No início de outubro de 2019, de acordo com dois comandantes da milícia iraquiana e duas fontes de segurança que conversaram com a equipe do Reuters, o major-general iraniano Qasem Soleimani fez uma reunião em Bagdá para discutir uma mudança de estratégia com aliados das milícias xiitas iraquianas.[2] O novo foco da estratégia era aumentar os ataques de foguetes direcionados às forças dos EUA no Iraque, com o efeito pretendido de provocar uma resposta militar antagônica dos EUA que desviaria a pressão política contra o Irã. Antes da reunião, havia um crescente sentimento anti-Irã entre a população iraquiana local, culminando em prolongados e ruidosos protestos anti-Irã, incluindo demonstrações específicas de sentimento anti-Irã como manifestantes batendo seus sapatos em retratos elevados do aiatolá Ali Khamenei.[3][4] Pelo menos 400 manifestantes foram mortos e cerca de 20 000 ficaram feridos.[5][2][3][6][4] Soleimani decidiu intensificar os ataques às forças dos EUA. Ele escolheu a organização terrorista Kata'ib Hezbollah porque o grupo "seria difícil de detectar pelos americanos" e poderia usar drones de reconhecimento fornecidos pelo Irã para obter mais precisão na seleção de alvos para os ataques com foguetes.

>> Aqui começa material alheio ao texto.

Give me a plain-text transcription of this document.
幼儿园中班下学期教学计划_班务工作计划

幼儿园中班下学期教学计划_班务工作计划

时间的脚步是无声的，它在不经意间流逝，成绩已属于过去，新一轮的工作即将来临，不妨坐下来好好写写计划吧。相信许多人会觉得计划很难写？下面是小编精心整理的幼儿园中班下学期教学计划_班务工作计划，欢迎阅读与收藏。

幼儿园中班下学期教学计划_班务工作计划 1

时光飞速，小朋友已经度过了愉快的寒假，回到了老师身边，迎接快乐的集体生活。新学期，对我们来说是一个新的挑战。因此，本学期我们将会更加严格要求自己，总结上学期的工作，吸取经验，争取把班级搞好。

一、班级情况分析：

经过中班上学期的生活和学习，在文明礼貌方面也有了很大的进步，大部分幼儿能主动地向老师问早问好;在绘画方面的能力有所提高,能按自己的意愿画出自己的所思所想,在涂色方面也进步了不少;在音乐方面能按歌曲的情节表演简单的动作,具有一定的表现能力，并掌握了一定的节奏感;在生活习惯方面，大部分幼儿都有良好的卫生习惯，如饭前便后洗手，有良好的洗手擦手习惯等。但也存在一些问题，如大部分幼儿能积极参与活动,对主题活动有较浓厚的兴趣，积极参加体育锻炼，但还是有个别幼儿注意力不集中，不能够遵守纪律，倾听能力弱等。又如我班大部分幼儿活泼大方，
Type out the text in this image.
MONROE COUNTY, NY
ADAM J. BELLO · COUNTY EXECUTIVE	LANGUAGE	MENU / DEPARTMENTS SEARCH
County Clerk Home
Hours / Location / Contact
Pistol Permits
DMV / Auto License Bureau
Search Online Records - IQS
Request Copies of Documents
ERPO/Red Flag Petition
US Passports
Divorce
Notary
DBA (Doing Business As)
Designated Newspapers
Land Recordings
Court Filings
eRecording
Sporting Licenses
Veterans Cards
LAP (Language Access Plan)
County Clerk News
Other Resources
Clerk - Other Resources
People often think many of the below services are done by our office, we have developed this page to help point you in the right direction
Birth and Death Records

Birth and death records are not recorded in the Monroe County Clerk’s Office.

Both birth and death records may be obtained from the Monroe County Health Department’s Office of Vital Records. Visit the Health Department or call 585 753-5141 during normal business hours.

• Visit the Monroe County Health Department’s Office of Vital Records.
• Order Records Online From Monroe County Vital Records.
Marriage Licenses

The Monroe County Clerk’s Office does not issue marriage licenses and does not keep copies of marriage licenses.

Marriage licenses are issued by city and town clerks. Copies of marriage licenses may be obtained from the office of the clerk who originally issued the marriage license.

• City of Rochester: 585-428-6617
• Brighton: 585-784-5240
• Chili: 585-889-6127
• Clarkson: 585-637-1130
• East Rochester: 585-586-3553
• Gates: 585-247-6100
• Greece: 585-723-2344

Os EUA estavam ficando cada vez mais preocupados com a influência do Irã dentro do governo do Iraque.[2]
Em 27 de dezembro de 2019, a Base Aérea K-1 na província de Kirkuk, no Iraque (uma das muitas bases militares iraquianas que hospedam o pessoal da coalizão da Operação Inherent Resolve) foi atacada por mais de trinta foguetes, matando um empreiteiro de defesa iraquiano-americano dos Estados Unidos[7] e feriu vários militares americanos e iraquianos.[8] Os Estados Unidos culparam a milícia Kata'ib Hezbollah, apoiada pelo Irã, pelo ataque.[9]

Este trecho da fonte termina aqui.